The Government of Malawi has launched the world’s first malaria vaccine which will be made available to children up to two years of age.

Malaria kills 435,000 people every year and claims the life of one child every two minutes. Most of these deaths are in Africa, where more than 250,000 children die every year from the disease and children under five are at greatest risk of its life-threatening complications. 

The vaccine, known as RTS,S is the first, and to date the only, vaccine that has demonstrated it can significantly reduce malaria in children. In clinical trials, the vaccine was found to prevent approximately four in 10 malaria cases.

“We have seen tremendous gains from bed nets and other measures to control malaria in the last 15 years, but progress has stalled and even reversed in some areas,” said World Health Organisation (WHO) director-general Dr Tedros Adhanom Ghebreyesus. “We need new solutions to get the malaria response back on track, and this vaccine gives us a promising tool to get there.
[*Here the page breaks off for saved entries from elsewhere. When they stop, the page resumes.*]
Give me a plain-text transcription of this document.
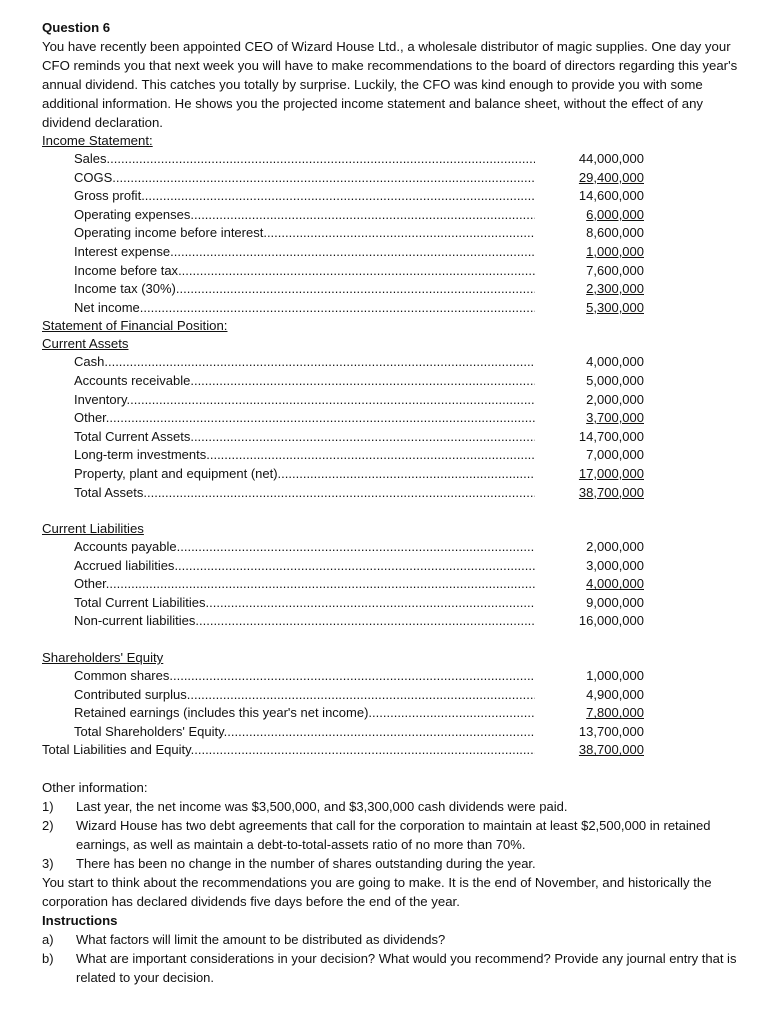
Question 6

You have recently been appointed CEO of Wizard House Ltd., a wholesale distributor of magic supplies. One day your CFO reminds you that next week you will have to make recommendations to the board of directors regarding this year's annual dividend. This catches you totally by surprise. Luckily, the CFO was kind enough to provide you with some additional information. He shows you the projected income statement and balance sheet, without the effect of any dividend declaration.

Income Statement:
Sales .....	44,000,000
COGS .....	29,400,000
Gross profit .....	14,600,000
Operating expenses .....	6,000,000
Operating income before interest .....	8,600,000
Interest expense .....	1,000,000
Income before tax .....	7,600,000
Income tax (30%) .....	2,300,000
Net income .....	5,300,000
Statement of Financial Position:
Current Assets
Cash .....	4,000,000
Accounts receivable .....	5,000,000
Inventory .....	2,000,000
Other .....	3,700,000
Total Current Assets .....	14,700,000
Long-term investments .....	7,000,000
Property, plant and equipment (net) .....	17,000,000
Total Assets .....	38,700,000
Current Liabilities
Accounts payable .....	2,000,000
Accrued liabilities .....	3,000,000
Other .....	4,000,000
Total Current Liabilities .....	9,000,000
Non-current liabilities .....	16,000,000
Shareholders' Equity
Common shares .....	1,000,000
Contributed surplus .....	4,900,000
Retained earnings (includes this year's net income) .....	7,800,000
Total Shareholders' Equity .....	13,700,000
Total Liabilities and Equity .....	38,700,000
Other information:
1) Last year, the net income was $3,500,000, and $3,300,000 cash dividends were paid.
2) Wizard House has two debt agreements that call for the corporation to maintain at least $2,500,000 in retained earnings, as well as maintain a debt-to-total-assets ratio of no more than 70%.
3) There has been no change in the number of shares outstanding during the year.
You start to think about the recommendations you are going to make. It is the end of November, and historically the corporation has declared dividends five days before the end of the year.
Instructions
a) What factors will limit the amount to be distributed as dividends?
b) What are important considerations in your decision? What would you recommend? Provide any journal entry that is related to your decision.
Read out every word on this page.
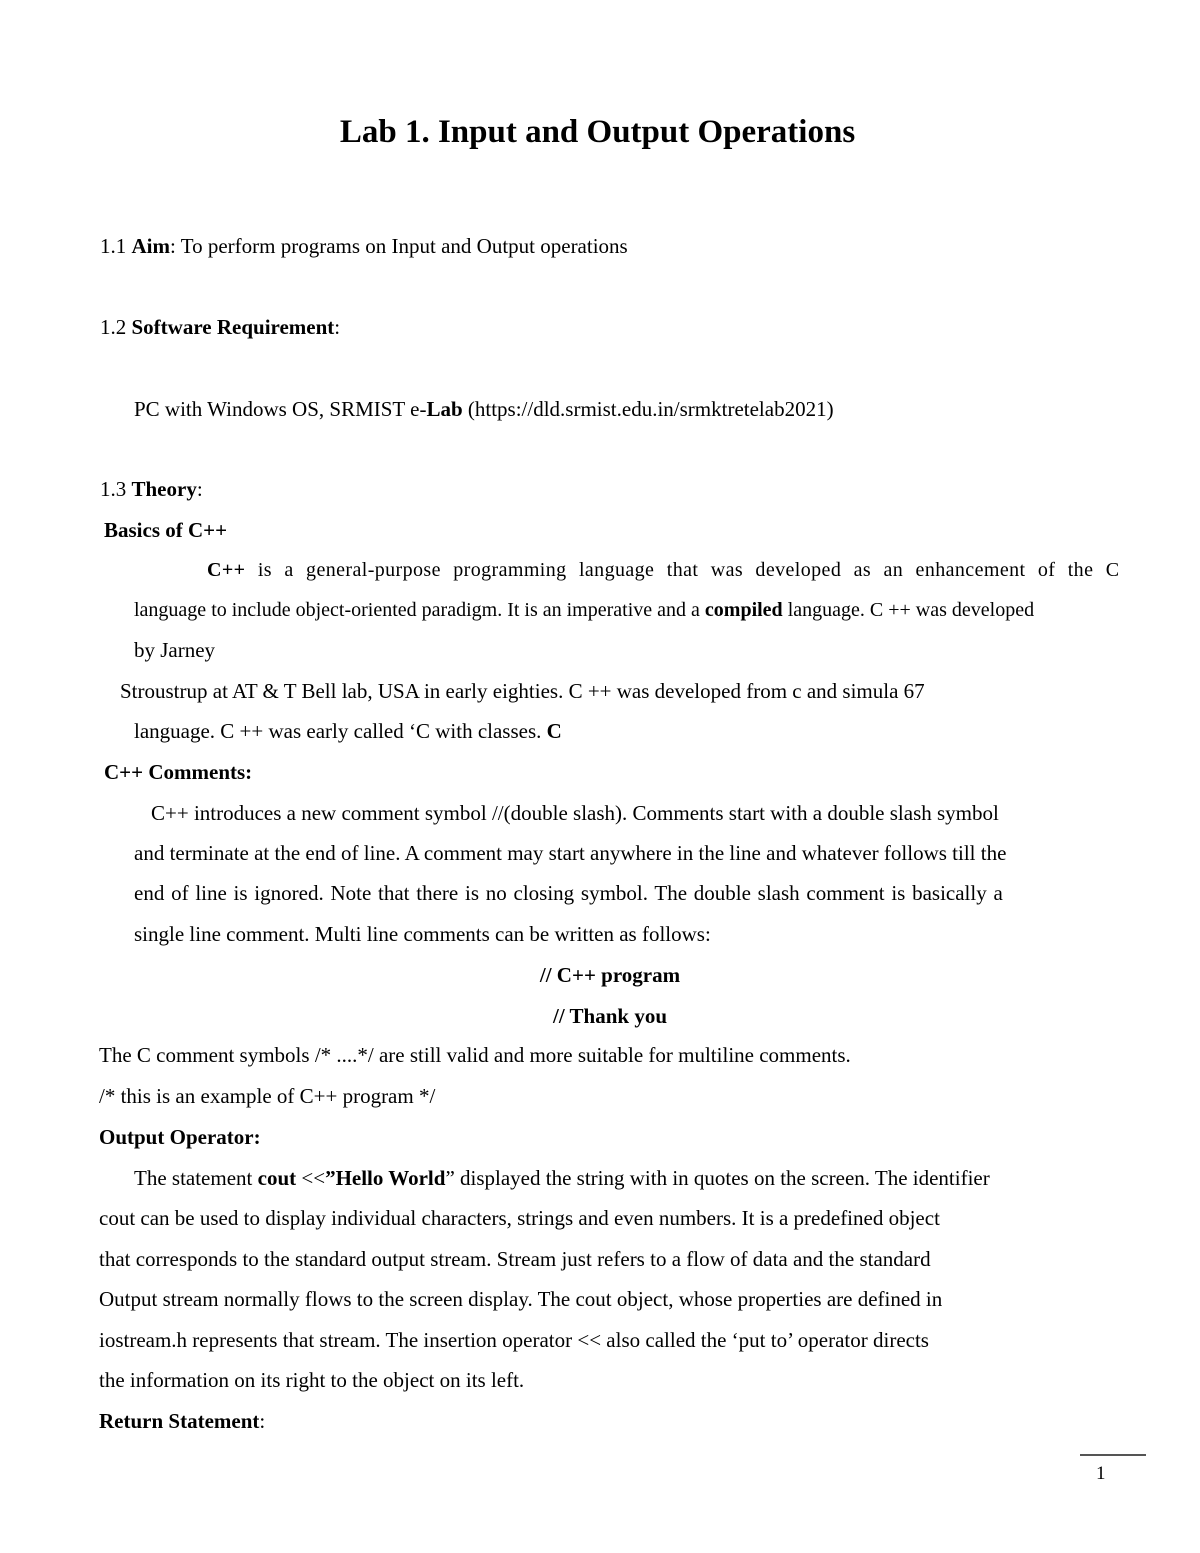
Lab 1. Input and Output Operations
1.1 Aim: To perform programs on Input and Output operations
1.2 Software Requirement:
PC with Windows OS, SRMIST e-Lab (https://dld.srmist.edu.in/srmktretelab2021)
1.3 Theory:
Basics of C++
C++ is a general-purpose programming language that was developed as an enhancement of the C
language to include object-oriented paradigm. It is an imperative and a compiled language. C ++ was developed
by Jarney
Stroustrup at AT & T Bell lab, USA in early eighties. C ++ was developed from c and simula 67
language. C ++ was early called ‘C with classes. C
C++ Comments:
C++ introduces a new comment symbol //(double slash). Comments start with a double slash symbol
and terminate at the end of line. A comment may start anywhere in the line and whatever follows till the
end of line is ignored. Note that there is no closing symbol. The double slash comment is basically a
single line comment. Multi line comments can be written as follows:
// C++ program
// Thank you
The C comment symbols /* ....*/ are still valid and more suitable for multiline comments.
/* this is an example of C++ program */
Output Operator:
The statement cout <<”Hello World” displayed the string with in quotes on the screen. The identifier
cout can be used to display individual characters, strings and even numbers. It is a predefined object
that corresponds to the standard output stream. Stream just refers to a flow of data and the standard
Output stream normally flows to the screen display. The cout object, whose properties are defined in
iostream.h represents that stream. The insertion operator << also called the ‘put to’ operator directs
the information on its right to the object on its left.
Return Statement:
1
The malaria vaccine has the potential to save tens of thousands of children’s lives.”

The vaccine programme (which will soon also be introduced in Ghana and Kenya) is designed to generate evidence to inform WHO policy recommendations on the broader use of RTS,S and will look at reductions in child deaths; vaccine uptake; and vaccine safety in the context of routine use. It aims to reach about 360,000 children per year across the three countries.

Ministries of health will determine where the vaccine will be given; primarily focussing on areas with moderate-to-high malaria transmission, where the vaccine can have the greatest impact.

“Malaria is a constant threat in the African communities where this vaccine will be given. The poorest children suffer the most and are at highest risk of death,” said Dr Matshidiso Moeti, WHO regional director for Africa. “We know the power of vaccines to prevent killer diseases and reach children, including those who may not have immediate access to the doctors, nurses and health facilities they need to save them when severe illness comes.”

The vaccine itself is a complementary malaria control tool – to be added other measures for malaria prevention, such as the routine use of insecticide-treated bed nets, indoor spraying with insecticides, and the timely use of malaria testing and treatment.